PayTango is a startup company founded by Christian Reyes, Brian Groudan, Kelly Lau-Kee and Umang Patel, four students at Carnegie-Mellon University who believe that harnessing the power of biometrics will be the next great way to make purchases with a credit card. It's built a terminal that plugs into an existing merchant's system so that when a customer goes to pay, she has the option of paying with her fingerprints. "The PayTango terminal basically takes your two fingerprints, and then it associates them with any card data. So the way it works is the first time you do it, you touch two fingerprints to the fingerprint reader, and you swipe the card whether it's a credit card or a student ID card," says Umang Patel, CEO of PayTango&utm_content=Google+Reader). The system also asks for a telephone number in order to fully identify the user.

"And when they want to use that card, they don't need the card anymore. That data is just associated with their fingerprints," says Patel.

For consumers, this could mean a more convenient and a more secure way of paying for things. They wouldn't have to carry all the cards around in their wallet, and the card would just be associated with that one user's fingerprints, says Patel. Additionally, if a user's card was lost or stolen, removing it from the PayTango system is easy because when a customer closes the compromised card account, that card number will not work with PayTango. If a customer wants to use PayTango again, she registers a new card number with the system, says Patel.

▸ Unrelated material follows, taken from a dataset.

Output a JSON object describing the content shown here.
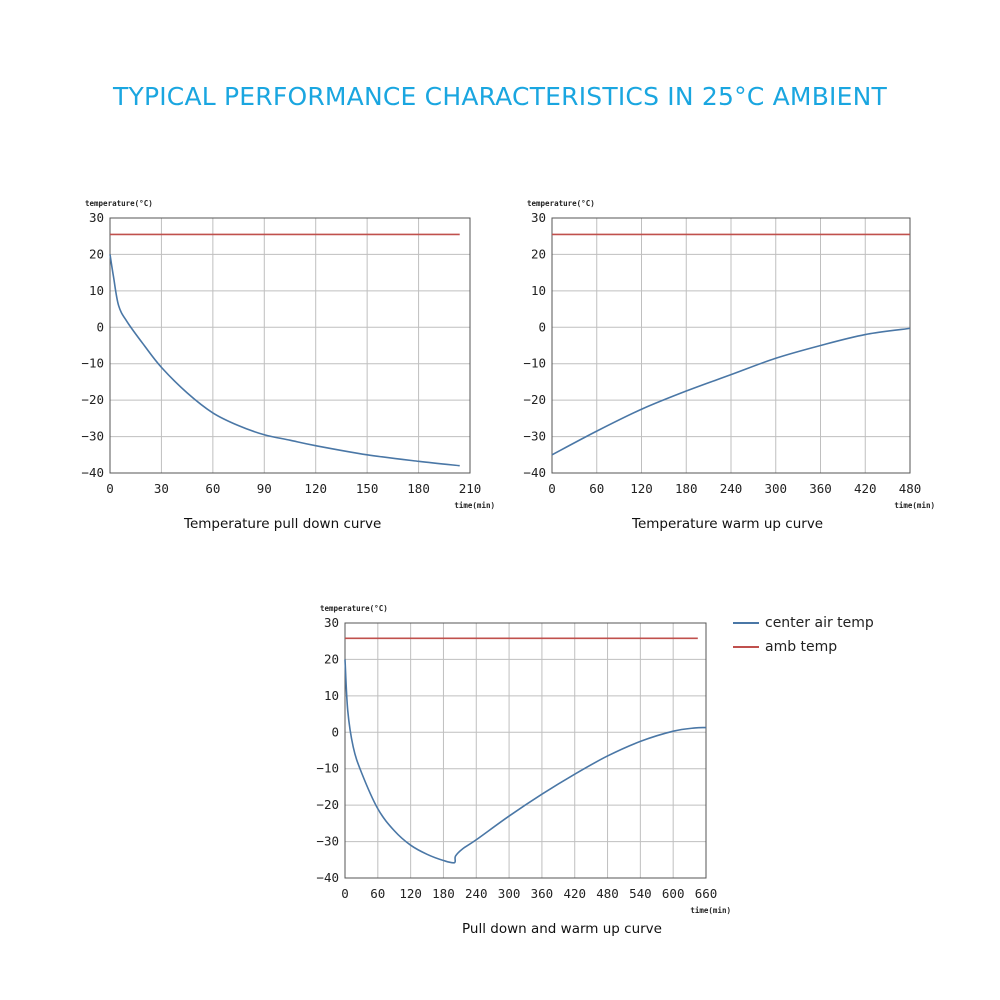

The registration process takes all of 15 seconds, and takes place right at the terminal at the register, says Patel. "That was one of our big priorities, to make sure that it doesn't hold up the line and is something that people can easily do," says Patel. A transaction takes about 1.5 seconds, which Patel says is a lot faster than other alternatives like a mobile wallet where a user would have to unlock a phone and open up an application, or pulling a credit card out of a wallet to swipe into the terminal.

PayTango hopes its simplicity plus a greater acceptance of biometrics will help it succeed where previous biometric payment systems have failed. The most famous example is Pay By Touch, which unsuccessfully tried to introduce a pay-by-fingerprint system to the mass market about ten years ago. However, consumers' perception of technology and privacy have changed since then, which may help. "Timing is a big thing," says Patel.

While PayTango could be the future of payments, you may not see it at your local store anytime soon. The system is currently undergoing a test pilot program on Carnegie-Mellon's campus and students who have meal plans tied to their student IDs can sign up for the system. Although the system hasn't had any promotion behind it, students have been signing up for and using the program. In the first week and a half, 400 to 450 users registered and made over 2,000 transactions.

PayTango will keep testing its system and plans to expand to other features, such as access control for buildings or gyms. It also is talking to other universities about expanding there. If the system continues to see such growth, PayTango will look to partner with other corporations to help it get distributed to more locations.